We have entered the presidential election year, but we, the people, really do not see any candidate as the answer to our problems. Voters on both sides of the aisle think the country needs to turn a page. We are frightened and angry, and increasingly feel that the two parties have no answers to our questions about tomorrow.

The Democrats say the choice is Hillary or Bernie.

The Republicans say we should choose between Trump, Marco, Ted or Jeb!

Consider what Tom Friedman said in Wednesday’s NYT: (emphasis by the Wrongologist)

The agenda that could actually make America great again would combine the best ideas of the extreme left and the extreme right. This year is probably too soon for such a radical platform, but by 2020 — after more extreme weather, after machines replace more middle-class jobs, after more mass shootings and after much more global disorder — voters will realize that our stale left-right parties can’t produce the needed answers for our postindustrial era.

Ok, agreed! Friedman argues that it’s time for an extremist, a nonpartisan, whose platform draws ideas from both sides. To give Friedman his due, he outlines a fairly radical agenda that includes universal health care, a form of income guarantee for low wage earners, increased military spending along with some unintelligible tax reform:

Slash all corporate taxes, income taxes, personal deductions and corporate subsidies and replace them with a carbon tax, a value-added consumption tax (except on groceries and other necessities), a tax on bullets and a tax on all sugary drinks — with offsets for the lowest-income earners.

A Value-added Tax? Instead of a progressive income tax? That’s the icing on Tom’s pro-business cake.

So he has some good ideas, and some that won’t work. That makes him the same as our two political parties. Much of the problem can be traced to the Democratic Party walking away from its intellectual base in the New Deal and the Great Society, and failing to offer better choices.
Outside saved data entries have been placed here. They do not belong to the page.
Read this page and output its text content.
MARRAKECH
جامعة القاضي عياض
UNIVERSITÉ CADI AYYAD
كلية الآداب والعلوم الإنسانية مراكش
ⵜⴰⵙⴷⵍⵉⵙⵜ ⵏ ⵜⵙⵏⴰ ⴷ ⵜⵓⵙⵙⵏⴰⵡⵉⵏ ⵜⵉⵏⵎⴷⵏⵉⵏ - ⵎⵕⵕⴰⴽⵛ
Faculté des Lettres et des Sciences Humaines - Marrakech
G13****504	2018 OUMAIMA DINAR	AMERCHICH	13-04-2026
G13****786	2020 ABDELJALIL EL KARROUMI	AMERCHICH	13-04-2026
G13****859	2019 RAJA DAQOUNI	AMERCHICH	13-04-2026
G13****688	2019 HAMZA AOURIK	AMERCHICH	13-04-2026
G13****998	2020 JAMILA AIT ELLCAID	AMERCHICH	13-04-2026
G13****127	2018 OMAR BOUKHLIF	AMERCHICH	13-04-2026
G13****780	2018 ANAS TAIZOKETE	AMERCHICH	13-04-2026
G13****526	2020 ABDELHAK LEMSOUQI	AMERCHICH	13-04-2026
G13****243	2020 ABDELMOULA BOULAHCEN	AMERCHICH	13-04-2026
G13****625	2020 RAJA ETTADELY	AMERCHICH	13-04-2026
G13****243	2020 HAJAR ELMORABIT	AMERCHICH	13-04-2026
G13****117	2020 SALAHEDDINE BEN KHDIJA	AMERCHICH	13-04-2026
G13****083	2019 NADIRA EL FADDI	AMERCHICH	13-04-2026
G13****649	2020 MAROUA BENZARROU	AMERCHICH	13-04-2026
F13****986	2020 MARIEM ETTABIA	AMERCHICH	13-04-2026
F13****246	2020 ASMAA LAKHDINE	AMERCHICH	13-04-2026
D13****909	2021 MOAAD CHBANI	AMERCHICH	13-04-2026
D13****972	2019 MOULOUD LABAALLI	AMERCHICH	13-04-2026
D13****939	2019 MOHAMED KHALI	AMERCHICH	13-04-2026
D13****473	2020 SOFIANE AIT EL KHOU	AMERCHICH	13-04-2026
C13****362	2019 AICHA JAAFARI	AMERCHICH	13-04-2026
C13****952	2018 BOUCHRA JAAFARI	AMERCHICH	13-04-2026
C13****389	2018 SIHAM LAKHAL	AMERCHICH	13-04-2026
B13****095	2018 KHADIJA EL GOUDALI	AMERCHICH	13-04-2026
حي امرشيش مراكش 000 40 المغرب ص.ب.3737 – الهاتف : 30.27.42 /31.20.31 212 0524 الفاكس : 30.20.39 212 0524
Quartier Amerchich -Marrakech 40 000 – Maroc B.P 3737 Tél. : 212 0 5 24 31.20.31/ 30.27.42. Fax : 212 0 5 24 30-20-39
As Sam Smith says:

It’s [the Democrats] failure to come up with alternatives, [while following] an agenda that appealed to comfortable and more upscale liberals rather than to ordinary Americans.

Bernie Sanders is a New Deal Democrat in “democratic socialist” clothing. He is the first democrat in decades to look outside the box for solutions to the problems our current economy visits on average people. It is unlikely that he will beat the Clinton political machine in 2016.

Hillary Clinton leads in the primary polls, but is she electable in the general election? No one should enter the 2016 general election thinking that HRC isn’t a vulnerable candidate. Democrats seem to forget that in 2008, she lost to a little known black guy with a minimal political record.

If voters are looking for a political savior, Hillary is more of the same middle of the road economics with a slight tinge of social liberalism that Mr. Obama offered.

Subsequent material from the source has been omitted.